Your payments will be based on your disposable income. Once the Arrangement is agreed this amount is legally binding. As such your creditors cannot simply decide they want you to pay more and ask for a change to the monthly amount out of the blue.
However the payments you make are not necessarily fixed. If there is a change in your circumstances, they could go up or down.
What happens if your Income Goes Up?
If you have had an increase in your income due to a recent pay rise of for any other reason you will have to inform your Insolvency Practitioner (IP) and your disposable income will be reviewed. If this has increased then it is likely that your ongoing monthly payments will also increase.
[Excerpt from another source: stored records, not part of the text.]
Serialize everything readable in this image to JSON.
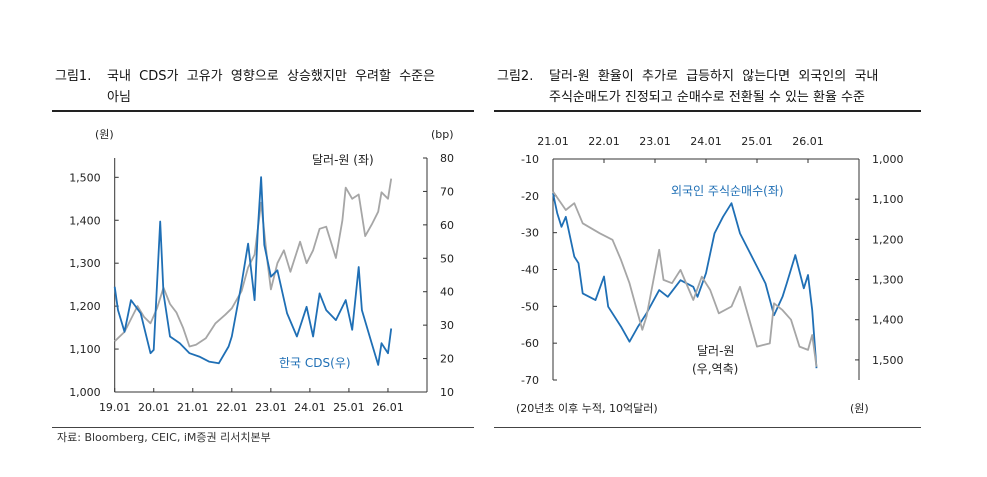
{
  "figure1": {
    "number": "그림1.",
    "title_line1": "국내  CDS가  고유가  영향으로  상승했지만  우려할  수준은",
    "title_line2": "아님"
  },
  "figure2": {
    "number": "그림2.",
    "title_line1": "달러-원  환율이  추가로  급등하지  않는다면  외국인의  국내",
    "title_line2": "주식순매도가 진정되고 순매수로 전환될 수 있는 환율 수준"
  },
  "source": "자료: Bloomberg, CEIC, iM증권 리서치본부",
  "chart_data": [
    {
      "type": "line",
      "title": "국내 CDS가 고유가 영향으로 상승했지만 우려할 수준은 아님",
      "xlim": [
        "2019-01",
        "2027-01"
      ],
      "x_ticks": [
        "19.01",
        "20.01",
        "21.01",
        "22.01",
        "23.01",
        "24.01",
        "25.01",
        "26.01"
      ],
      "left_axis": {
        "unit": "(원)",
        "ylim": [
          1000,
          1545
        ],
        "ticks": [
          1000,
          1100,
          1200,
          1300,
          1400,
          1500
        ],
        "tick_labels": [
          "1,000",
          "1,100",
          "1,200",
          "1,300",
          "1,400",
          "1,500"
        ]
      },
      "right_axis": {
        "unit": "(bp)",
        "ylim": [
          10,
          80
        ],
        "ticks": [
          10,
          20,
          30,
          40,
          50,
          60,
          70,
          80
        ],
        "tick_labels": [
          "10",
          "20",
          "30",
          "40",
          "50",
          "60",
          "70",
          "80"
        ]
      },
      "grid": false,
      "series": [
        {
          "name": "달러-원 (좌)",
          "axis": "left",
          "color": "#a6a6a6",
          "points": [
            [
              "2019-01",
              1118
            ],
            [
              "2019-04",
              1140
            ],
            [
              "2019-06",
              1170
            ],
            [
              "2019-08",
              1200
            ],
            [
              "2019-10",
              1175
            ],
            [
              "2019-12",
              1160
            ],
            [
              "2020-02",
              1195
            ],
            [
              "2020-04",
              1243
            ],
            [
              "2020-06",
              1205
            ],
            [
              "2020-08",
              1185
            ],
            [
              "2020-10",
              1150
            ],
            [
              "2020-12",
              1106
            ],
            [
              "2021-02",
              1110
            ],
            [
              "2021-05",
              1125
            ],
            [
              "2021-08",
              1160
            ],
            [
              "2021-11",
              1180
            ],
            [
              "2022-01",
              1195
            ],
            [
              "2022-04",
              1235
            ],
            [
              "2022-06",
              1290
            ],
            [
              "2022-08",
              1320
            ],
            [
              "2022-10",
              1441
            ],
            [
              "2022-12",
              1300
            ],
            [
              "2023-01",
              1239
            ],
            [
              "2023-03",
              1300
            ],
            [
              "2023-05",
              1330
            ],
            [
              "2023-07",
              1280
            ],
            [
              "2023-10",
              1350
            ],
            [
              "2023-12",
              1300
            ],
            [
              "2024-02",
              1330
            ],
            [
              "2024-04",
              1380
            ],
            [
              "2024-06",
              1385
            ],
            [
              "2024-09",
              1312
            ],
            [
              "2024-11",
              1400
            ],
            [
              "2024-12",
              1476
            ],
            [
              "2025-02",
              1450
            ],
            [
              "2025-04",
              1460
            ],
            [
              "2025-06",
              1363
            ],
            [
              "2025-08",
              1390
            ],
            [
              "2025-10",
              1420
            ],
            [
              "2025-11",
              1465
            ],
            [
              "2026-01",
              1450
            ],
            [
              "2026-02",
              1497
            ]
          ]
        },
        {
          "name": "한국 CDS(우)",
          "axis": "right",
          "color": "#1f6fb5",
          "points": [
            [
              "2019-01",
              41.5
            ],
            [
              "2019-02",
              34.5
            ],
            [
              "2019-04",
              28
            ],
            [
              "2019-06",
              37.5
            ],
            [
              "2019-09",
              33.5
            ],
            [
              "2019-12",
              21.6
            ],
            [
              "2020-01",
              22.6
            ],
            [
              "2020-03",
              61
            ],
            [
              "2020-04",
              39.5
            ],
            [
              "2020-06",
              26.6
            ],
            [
              "2020-09",
              24.6
            ],
            [
              "2020-12",
              21.6
            ],
            [
              "2021-03",
              20.6
            ],
            [
              "2021-06",
              19.1
            ],
            [
              "2021-09",
              18.6
            ],
            [
              "2021-12",
              23.6
            ],
            [
              "2022-01",
              26.6
            ],
            [
              "2022-04",
              42.5
            ],
            [
              "2022-06",
              54.4
            ],
            [
              "2022-08",
              37.5
            ],
            [
              "2022-09",
              58.4
            ],
            [
              "2022-10",
              74.3
            ],
            [
              "2022-11",
              54
            ],
            [
              "2023-01",
              44.5
            ],
            [
              "2023-03",
              46.4
            ],
            [
              "2023-06",
              33.5
            ],
            [
              "2023-09",
              26.6
            ],
            [
              "2023-12",
              35.5
            ],
            [
              "2024-02",
              26.6
            ],
            [
              "2024-04",
              39.5
            ],
            [
              "2024-06",
              34.5
            ],
            [
              "2024-09",
              31.5
            ],
            [
              "2024-12",
              37.5
            ],
            [
              "2025-02",
              28.6
            ],
            [
              "2025-04",
              47.4
            ],
            [
              "2025-05",
              34.5
            ],
            [
              "2025-08",
              24.6
            ],
            [
              "2025-10",
              18.1
            ],
            [
              "2025-11",
              24.6
            ],
            [
              "2026-01",
              21.6
            ],
            [
              "2026-02",
              29
            ]
          ]
        }
      ]
    },
    {
      "type": "line",
      "title": "달러-원 환율이 추가로 급등하지 않는다면 외국인의 국내 주식순매도가 진정되고 순매수로 전환될 수 있는 환율 수준",
      "xlim": [
        "2021-01",
        "2027-01"
      ],
      "x_ticks": [
        "21.01",
        "22.01",
        "23.01",
        "24.01",
        "25.01",
        "26.01"
      ],
      "left_axis": {
        "unit": "(20년초 이후 누적, 10억달러)",
        "ylim": [
          -70,
          -10
        ],
        "ticks": [
          -70,
          -60,
          -50,
          -40,
          -30,
          -20,
          -10
        ],
        "tick_labels": [
          "-70",
          "-60",
          "-50",
          "-40",
          "-30",
          "-20",
          "-10"
        ]
      },
      "right_axis": {
        "unit": "(원)",
        "ylim": [
          1000,
          1550
        ],
        "inverted": true,
        "ticks": [
          1000,
          1100,
          1200,
          1300,
          1400,
          1500
        ],
        "tick_labels": [
          "1,000",
          "1,100",
          "1,200",
          "1,300",
          "1,400",
          "1,500"
        ]
      },
      "grid": false,
      "series": [
        {
          "name": "외국인 주식순매수(좌)",
          "axis": "left",
          "color": "#1f6fb5",
          "points": [
            [
              "2021-01",
              -19.3
            ],
            [
              "2021-02",
              -24.7
            ],
            [
              "2021-03",
              -28.4
            ],
            [
              "2021-04",
              -25.7
            ],
            [
              "2021-06",
              -36.5
            ],
            [
              "2021-07",
              -38.3
            ],
            [
              "2021-08",
              -46.5
            ],
            [
              "2021-11",
              -48.3
            ],
            [
              "2022-01",
              -41.9
            ],
            [
              "2022-02",
              -50.1
            ],
            [
              "2022-05",
              -55.5
            ],
            [
              "2022-07",
              -59.6
            ],
            [
              "2022-09",
              -55.5
            ],
            [
              "2022-11",
              -51.9
            ],
            [
              "2023-02",
              -45.6
            ],
            [
              "2023-04",
              -47.4
            ],
            [
              "2023-07",
              -42.9
            ],
            [
              "2023-10",
              -44.7
            ],
            [
              "2023-11",
              -47.4
            ],
            [
              "2024-01",
              -41.0
            ],
            [
              "2024-03",
              -30.2
            ],
            [
              "2024-05",
              -25.7
            ],
            [
              "2024-07",
              -22.0
            ],
            [
              "2024-09",
              -30.2
            ],
            [
              "2025-01",
              -39.2
            ],
            [
              "2025-03",
              -43.8
            ],
            [
              "2025-05",
              -52.4
            ],
            [
              "2025-07",
              -47.4
            ],
            [
              "2025-08",
              -43.8
            ],
            [
              "2025-10",
              -36.1
            ],
            [
              "2025-12",
              -45.1
            ],
            [
              "2026-01",
              -41.5
            ],
            [
              "2026-02",
              -51.0
            ],
            [
              "2026-03",
              -66.8
            ]
          ]
        },
        {
          "name": "달러-원 (우,역축)",
          "axis": "right",
          "color": "#a6a6a6",
          "points": [
            [
              "2021-01",
              1081
            ],
            [
              "2021-04",
              1127
            ],
            [
              "2021-06",
              1110
            ],
            [
              "2021-08",
              1160
            ],
            [
              "2021-12",
              1185
            ],
            [
              "2022-03",
              1201
            ],
            [
              "2022-05",
              1251
            ],
            [
              "2022-07",
              1309
            ],
            [
              "2022-10",
              1425
            ],
            [
              "2022-11",
              1392
            ],
            [
              "2023-02",
              1226
            ],
            [
              "2023-03",
              1301
            ],
            [
              "2023-05",
              1309
            ],
            [
              "2023-07",
              1276
            ],
            [
              "2023-10",
              1351
            ],
            [
              "2023-12",
              1293
            ],
            [
              "2024-02",
              1326
            ],
            [
              "2024-04",
              1384
            ],
            [
              "2024-07",
              1367
            ],
            [
              "2024-09",
              1318
            ],
            [
              "2025-01",
              1467
            ],
            [
              "2025-04",
              1459
            ],
            [
              "2025-05",
              1359
            ],
            [
              "2025-07",
              1376
            ],
            [
              "2025-09",
              1400
            ],
            [
              "2025-11",
              1467
            ],
            [
              "2026-01",
              1475
            ],
            [
              "2026-02",
              1438
            ],
            [
              "2026-03",
              1517
            ]
          ]
        }
      ],
      "labels": {
        "series1": "외국인 주식순매수(좌)",
        "series2_line1": "달러-원",
        "series2_line2": "(우,역축)"
      }
    }
  ]
}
By how much? 50% of the additional disposable income
What if the increase is temporary for example you do extra overtime or get an annual bonus?
The Affect on your IVA Payments if your Living Expenses Fall
If you have a decrease in your living expenses which means that you can now afford to pay more into your IVA you must inform your insolvency practitioner (IP) of this. They will expect you to increase your payments accordingly.
Affect of things that are known eg car finance or secured loan payment comes to an end
Normally the full amount of the fall is added to your IVA payment. Not 50%
Could your IVA Payments ever Go Down?
If your income falls or you have a material increase in your living expenses meaning your disposable income reduces it may be possible for your IVA payments to be reduced. However this does not happen automatically and it will depend on whether your new payments will still be sufficient to return a realistic amount to your creditors
Your IP will review your new income and expenses budget. If your disposable income has reduced by less than 10 percent then they can authorise a reduction in your payments without discussing this with your creditors. However if the reduction is more they will have to ask your creditors to agree this in a formal variation of your IVA.
Your creditors may agree to a variation reducing your monthly payments. However they will normally also insist that the number of payments you make is extended by up to 12 months to compensate.
If you lose your job during an IVA the outcome will really depend on how likely it is that you will be able to get more employment and when this will be.
If the reduction in your income is only temporary you should consider a payment break rather than reducing your payments.